Open LiteralGenie opened 2 years ago
I'd like to keep the user info (the series on disk) separate from the MU data, but if instead I store the raw MU data separately (ie json, not normalized into tables), I can make this a future problem.
So to link series on disk with the MU metadata, the series (folder) name has to be compared with the titles in the MU data.
This implies some kind of similarity metric. As it turns out, the fuzzyset package will be the fastest for calculating this (see table below or string_comp_results.md for details).

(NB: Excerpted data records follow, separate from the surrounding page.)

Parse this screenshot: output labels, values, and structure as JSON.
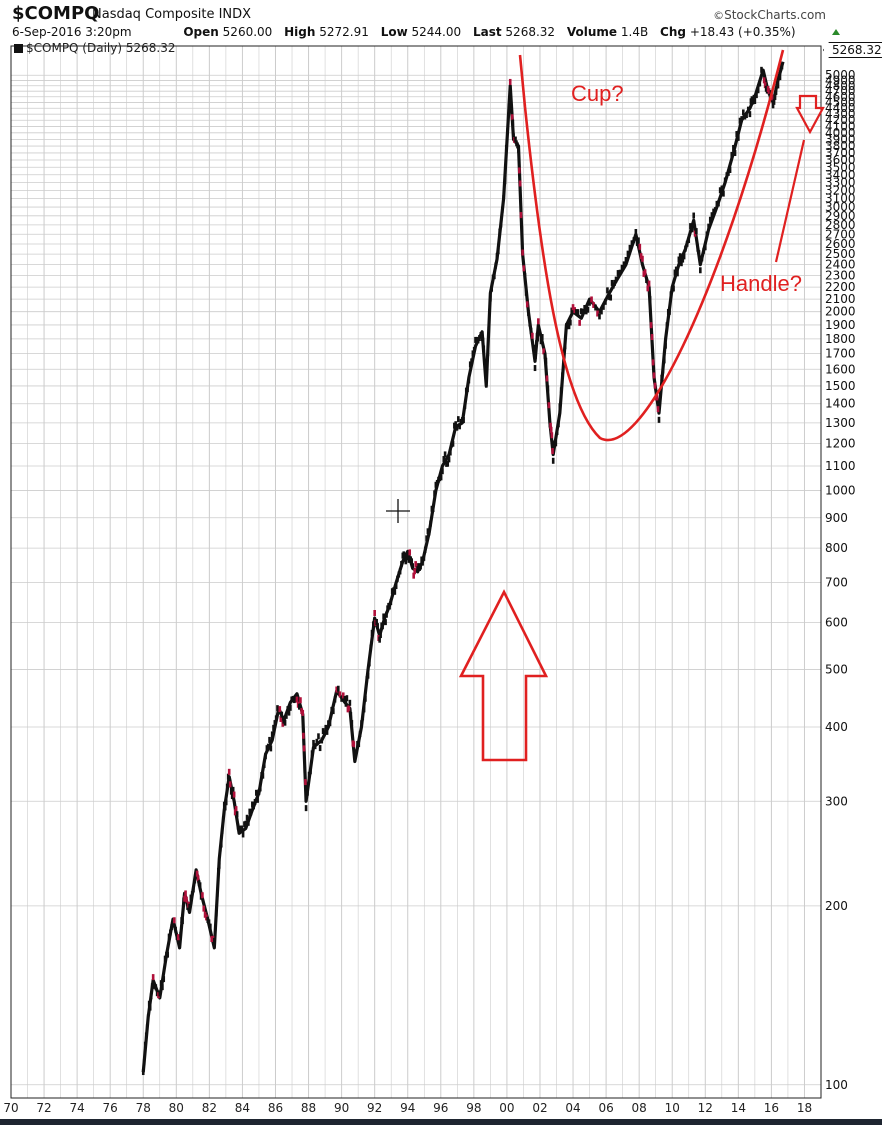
{
  "header": {
    "symbol": "$COMPQ",
    "description": "Nasdaq Composite INDX",
    "brand": "StockCharts.com",
    "brand_mark": "©",
    "date": "6-Sep-2016 3:20pm",
    "open_label": "Open",
    "open": "5260.00",
    "high_label": "High",
    "high": "5272.91",
    "low_label": "Low",
    "low": "5244.00",
    "last_label": "Last",
    "last": "5268.32",
    "volume_label": "Volume",
    "volume": "1.4B",
    "chg_label": "Chg",
    "chg": "+18.43 (+0.35%)"
  },
  "legend": {
    "text": "$COMPQ (Daily) 5268.32"
  },
  "last_price_tag": "5268.32",
  "annotations": {
    "cup": "Cup?",
    "handle": "Handle?"
  },
  "colors": {
    "price": "#111111",
    "down": "#b0103a",
    "annotation": "#e02020",
    "grid": "#cccccc"
  },
  "chart_data": {
    "type": "line",
    "title": "",
    "xlabel": "",
    "ylabel": "",
    "y_scale": "log",
    "ylim": [
      95,
      5600
    ],
    "xlim": [
      1970,
      2019
    ],
    "x_tick_labels": [
      "70",
      "72",
      "74",
      "76",
      "78",
      "80",
      "82",
      "84",
      "86",
      "88",
      "90",
      "92",
      "94",
      "96",
      "98",
      "00",
      "02",
      "04",
      "06",
      "08",
      "10",
      "12",
      "14",
      "16",
      "18"
    ],
    "y_ticks": [
      100,
      200,
      300,
      400,
      500,
      600,
      700,
      800,
      900,
      1000,
      1100,
      1200,
      1300,
      1400,
      1500,
      1600,
      1700,
      1800,
      1900,
      2000,
      2100,
      2200,
      2300,
      2400,
      2500,
      2600,
      2700,
      2800,
      2900,
      3000,
      3100,
      3200,
      3300,
      3400,
      3500,
      3600,
      3700,
      3800,
      3900,
      4000,
      4100,
      4200,
      4300,
      4400,
      4500,
      4600,
      4700,
      4800,
      4900,
      5000
    ],
    "grid": true,
    "series": [
      {
        "x": [
          1978.0,
          1978.3,
          1978.6,
          1979.0,
          1979.4,
          1979.8,
          1980.2,
          1980.5,
          1980.8,
          1981.2,
          1981.5,
          1981.9,
          1982.3,
          1982.6,
          1982.9,
          1983.2,
          1983.5,
          1983.8,
          1984.2,
          1984.6,
          1985.0,
          1985.4,
          1985.8,
          1986.2,
          1986.5,
          1986.9,
          1987.3,
          1987.65,
          1987.85,
          1988.3,
          1988.8,
          1989.2,
          1989.7,
          1990.2,
          1990.5,
          1990.8,
          1991.2,
          1991.6,
          1992.0,
          1992.3,
          1992.6,
          1992.9,
          1993.3,
          1993.7,
          1994.0,
          1994.3,
          1994.6,
          1994.9,
          1995.3,
          1995.7,
          1996.1,
          1996.5,
          1996.9,
          1997.3,
          1997.7,
          1998.1,
          1998.5,
          1998.75,
          1999.0,
          1999.4,
          1999.8,
          2000.2,
          2000.4,
          2000.7,
          2000.95,
          2001.3,
          2001.7,
          2001.9,
          2002.3,
          2002.6,
          2002.8,
          2003.2,
          2003.6,
          2004.0,
          2004.5,
          2005.0,
          2005.6,
          2006.2,
          2006.6,
          2007.2,
          2007.8,
          2008.2,
          2008.6,
          2008.9,
          2009.2,
          2009.6,
          2010.0,
          2010.4,
          2010.8,
          2011.3,
          2011.7,
          2012.2,
          2012.7,
          2013.2,
          2013.7,
          2014.2,
          2014.7,
          2015.0,
          2015.5,
          2015.8,
          2016.1,
          2016.4,
          2016.7
        ],
        "y": [
          105,
          130,
          150,
          140,
          165,
          190,
          170,
          210,
          195,
          230,
          210,
          190,
          170,
          240,
          290,
          330,
          300,
          265,
          270,
          290,
          310,
          360,
          380,
          430,
          410,
          440,
          455,
          420,
          300,
          370,
          380,
          400,
          460,
          440,
          430,
          350,
          400,
          500,
          610,
          570,
          610,
          640,
          700,
          760,
          790,
          740,
          730,
          760,
          850,
          1000,
          1100,
          1150,
          1280,
          1300,
          1550,
          1750,
          1850,
          1500,
          2150,
          2450,
          3100,
          4800,
          3900,
          3800,
          2500,
          2000,
          1650,
          1900,
          1700,
          1300,
          1150,
          1350,
          1900,
          2000,
          1950,
          2100,
          2000,
          2150,
          2250,
          2400,
          2700,
          2400,
          2200,
          1550,
          1350,
          1800,
          2200,
          2400,
          2550,
          2850,
          2400,
          2750,
          3000,
          3300,
          3700,
          4200,
          4400,
          4600,
          5100,
          4700,
          4500,
          4900,
          5268
        ]
      }
    ]
  }
}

At ~10ms per query, this implies ~100s for 10k series. With multiprocessing, this further implies ~25s with 4 workers and ~8s with 12 workers.

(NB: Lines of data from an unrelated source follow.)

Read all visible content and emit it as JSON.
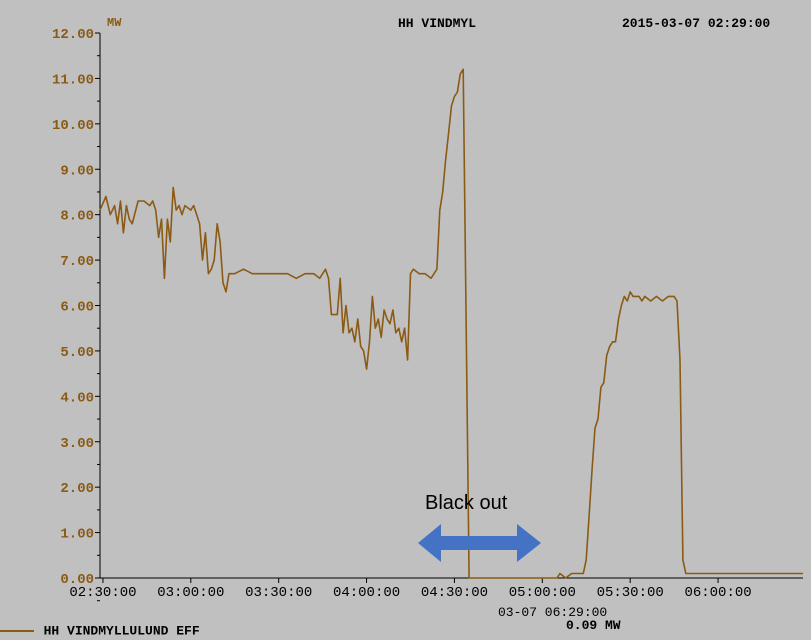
{
  "header": {
    "title": "HH VINDMYL",
    "datetime": "2015-03-07 02:29:00"
  },
  "footer": {
    "series_label": "HH VINDMYLLULUND EFF",
    "cursor_time": "03-07 06:29:00",
    "cursor_value": "0.09 MW"
  },
  "annotation": {
    "text": "Black out",
    "arrow_color": "#4472c4"
  },
  "colors": {
    "background": "#c0c0c0",
    "series": "#8b5a14",
    "y_ticks": "#8b5a14",
    "axis": "#000000"
  },
  "chart_data": {
    "type": "line",
    "title": "HH VINDMYL",
    "ylabel": "MW",
    "ylim": [
      0,
      12
    ],
    "y_ticks": [
      "0.00",
      "1.00",
      "2.00",
      "3.00",
      "4.00",
      "5.00",
      "6.00",
      "7.00",
      "8.00",
      "9.00",
      "10.00",
      "11.00",
      "12.00"
    ],
    "xlim": [
      "02:29:00",
      "06:29:00"
    ],
    "x_ticks": [
      "02:30:00",
      "03:00:00",
      "03:30:00",
      "04:00:00",
      "04:30:00",
      "05:00:00",
      "05:30:00",
      "06:00:00"
    ],
    "grid": false,
    "series": [
      {
        "name": "HH VINDMYLLULUND EFF",
        "points": [
          [
            "02:29:00",
            8.1
          ],
          [
            "02:31:00",
            8.4
          ],
          [
            "02:32:30",
            8.0
          ],
          [
            "02:34:00",
            8.2
          ],
          [
            "02:35:00",
            7.8
          ],
          [
            "02:36:00",
            8.3
          ],
          [
            "02:37:00",
            7.6
          ],
          [
            "02:38:00",
            8.2
          ],
          [
            "02:39:00",
            7.9
          ],
          [
            "02:40:00",
            7.8
          ],
          [
            "02:42:00",
            8.3
          ],
          [
            "02:44:00",
            8.3
          ],
          [
            "02:46:00",
            8.2
          ],
          [
            "02:47:00",
            8.3
          ],
          [
            "02:48:00",
            8.1
          ],
          [
            "02:49:00",
            7.5
          ],
          [
            "02:50:00",
            7.9
          ],
          [
            "02:51:00",
            6.6
          ],
          [
            "02:52:00",
            7.9
          ],
          [
            "02:53:00",
            7.4
          ],
          [
            "02:54:00",
            8.6
          ],
          [
            "02:55:00",
            8.1
          ],
          [
            "02:56:00",
            8.2
          ],
          [
            "02:57:00",
            8.0
          ],
          [
            "02:58:00",
            8.2
          ],
          [
            "03:00:00",
            8.1
          ],
          [
            "03:01:00",
            8.2
          ],
          [
            "03:02:00",
            8.0
          ],
          [
            "03:03:00",
            7.8
          ],
          [
            "03:04:00",
            7.0
          ],
          [
            "03:05:00",
            7.6
          ],
          [
            "03:06:00",
            6.7
          ],
          [
            "03:07:00",
            6.8
          ],
          [
            "03:08:00",
            7.0
          ],
          [
            "03:09:00",
            7.8
          ],
          [
            "03:10:00",
            7.4
          ],
          [
            "03:11:00",
            6.5
          ],
          [
            "03:12:00",
            6.3
          ],
          [
            "03:13:00",
            6.7
          ],
          [
            "03:15:00",
            6.7
          ],
          [
            "03:18:00",
            6.8
          ],
          [
            "03:21:00",
            6.7
          ],
          [
            "03:24:00",
            6.7
          ],
          [
            "03:27:00",
            6.7
          ],
          [
            "03:30:00",
            6.7
          ],
          [
            "03:33:00",
            6.7
          ],
          [
            "03:36:00",
            6.6
          ],
          [
            "03:39:00",
            6.7
          ],
          [
            "03:42:00",
            6.7
          ],
          [
            "03:44:00",
            6.6
          ],
          [
            "03:46:00",
            6.8
          ],
          [
            "03:47:00",
            6.6
          ],
          [
            "03:48:00",
            5.8
          ],
          [
            "03:50:00",
            5.8
          ],
          [
            "03:51:00",
            6.6
          ],
          [
            "03:52:00",
            5.4
          ],
          [
            "03:53:00",
            6.0
          ],
          [
            "03:54:00",
            5.4
          ],
          [
            "03:55:00",
            5.5
          ],
          [
            "03:56:00",
            5.2
          ],
          [
            "03:57:00",
            5.7
          ],
          [
            "03:58:00",
            5.1
          ],
          [
            "03:59:00",
            5.0
          ],
          [
            "04:00:00",
            4.6
          ],
          [
            "04:01:00",
            5.2
          ],
          [
            "04:02:00",
            6.2
          ],
          [
            "04:03:00",
            5.5
          ],
          [
            "04:04:00",
            5.7
          ],
          [
            "04:05:00",
            5.3
          ],
          [
            "04:06:00",
            5.9
          ],
          [
            "04:07:00",
            5.7
          ],
          [
            "04:08:00",
            5.6
          ],
          [
            "04:09:00",
            5.9
          ],
          [
            "04:10:00",
            5.4
          ],
          [
            "04:11:00",
            5.5
          ],
          [
            "04:12:00",
            5.2
          ],
          [
            "04:13:00",
            5.5
          ],
          [
            "04:14:00",
            4.8
          ],
          [
            "04:15:00",
            6.7
          ],
          [
            "04:16:00",
            6.8
          ],
          [
            "04:18:00",
            6.7
          ],
          [
            "04:20:00",
            6.7
          ],
          [
            "04:22:00",
            6.6
          ],
          [
            "04:24:00",
            6.8
          ],
          [
            "04:25:00",
            8.1
          ],
          [
            "04:26:00",
            8.5
          ],
          [
            "04:27:00",
            9.2
          ],
          [
            "04:28:00",
            9.8
          ],
          [
            "04:29:00",
            10.4
          ],
          [
            "04:30:00",
            10.6
          ],
          [
            "04:31:00",
            10.7
          ],
          [
            "04:32:00",
            11.1
          ],
          [
            "04:33:00",
            11.2
          ],
          [
            "04:35:00",
            0.0
          ],
          [
            "04:50:00",
            0.0
          ],
          [
            "05:05:00",
            0.0
          ],
          [
            "05:06:00",
            0.1
          ],
          [
            "05:08:00",
            0.0
          ],
          [
            "05:10:00",
            0.1
          ],
          [
            "05:14:00",
            0.1
          ],
          [
            "05:15:00",
            0.4
          ],
          [
            "05:16:00",
            1.4
          ],
          [
            "05:17:00",
            2.4
          ],
          [
            "05:18:00",
            3.3
          ],
          [
            "05:19:00",
            3.5
          ],
          [
            "05:20:00",
            4.2
          ],
          [
            "05:21:00",
            4.3
          ],
          [
            "05:22:00",
            4.9
          ],
          [
            "05:23:00",
            5.1
          ],
          [
            "05:24:00",
            5.2
          ],
          [
            "05:25:00",
            5.2
          ],
          [
            "05:26:00",
            5.7
          ],
          [
            "05:27:00",
            6.0
          ],
          [
            "05:28:00",
            6.2
          ],
          [
            "05:29:00",
            6.1
          ],
          [
            "05:30:00",
            6.3
          ],
          [
            "05:31:00",
            6.2
          ],
          [
            "05:32:00",
            6.2
          ],
          [
            "05:33:00",
            6.2
          ],
          [
            "05:34:00",
            6.1
          ],
          [
            "05:35:00",
            6.2
          ],
          [
            "05:37:00",
            6.1
          ],
          [
            "05:39:00",
            6.2
          ],
          [
            "05:41:00",
            6.1
          ],
          [
            "05:43:00",
            6.2
          ],
          [
            "05:45:00",
            6.2
          ],
          [
            "05:46:00",
            6.1
          ],
          [
            "05:47:00",
            4.8
          ],
          [
            "05:48:00",
            0.4
          ],
          [
            "05:49:00",
            0.1
          ],
          [
            "05:50:00",
            0.1
          ],
          [
            "05:55:00",
            0.1
          ],
          [
            "06:00:00",
            0.1
          ],
          [
            "06:10:00",
            0.1
          ],
          [
            "06:15:00",
            0.1
          ],
          [
            "06:20:00",
            0.1
          ],
          [
            "06:25:00",
            0.1
          ],
          [
            "06:29:00",
            0.1
          ]
        ]
      }
    ]
  }
}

queries.json | 5 | 20 | 100 | |
---|---|---|---|---|
jellyfish-damerau_levenshtein | 673 | 285 | 676 | 2717 |
jellyfish-hamming | 88 | 83 | 85 | 88 |
jellyfish-jaro | 317 | 133 | 305 | 897 |
jellyfish-jaro_winkler | 315 | 135 | 306 | 894 |
jellyfish-levenshtein | 349 | 141 | 354 | 1739 |
textdistance-damerau_levenshtein | 510 | 833 | 493 | 430 |
textdistance-hamming | 1441 | 453 | 353 | 452 |
textdistance-jaro | 495 | 510 | 382 | 506 |
textdistance-jaro_winkler | 448 | 456 | 451 | 385 |
textdistance-levenshtein | 445 | 429 | 445 | 447 |
fuzzyset | 11 | 2 | 7 | 34 |
sqlite3-editdist3 | 2446 | 894 | 2508 | 10400 |
Scanning disk with Path.glob()
is also pretty slow. Turns out Path.iterdir()
is much faster because(?) it doesn't fetch metadata like file size.
(eg scanning 20k folders takes 15.3s vs 0.8s, and this is after running a few times so that whatever disk cache kicks in.)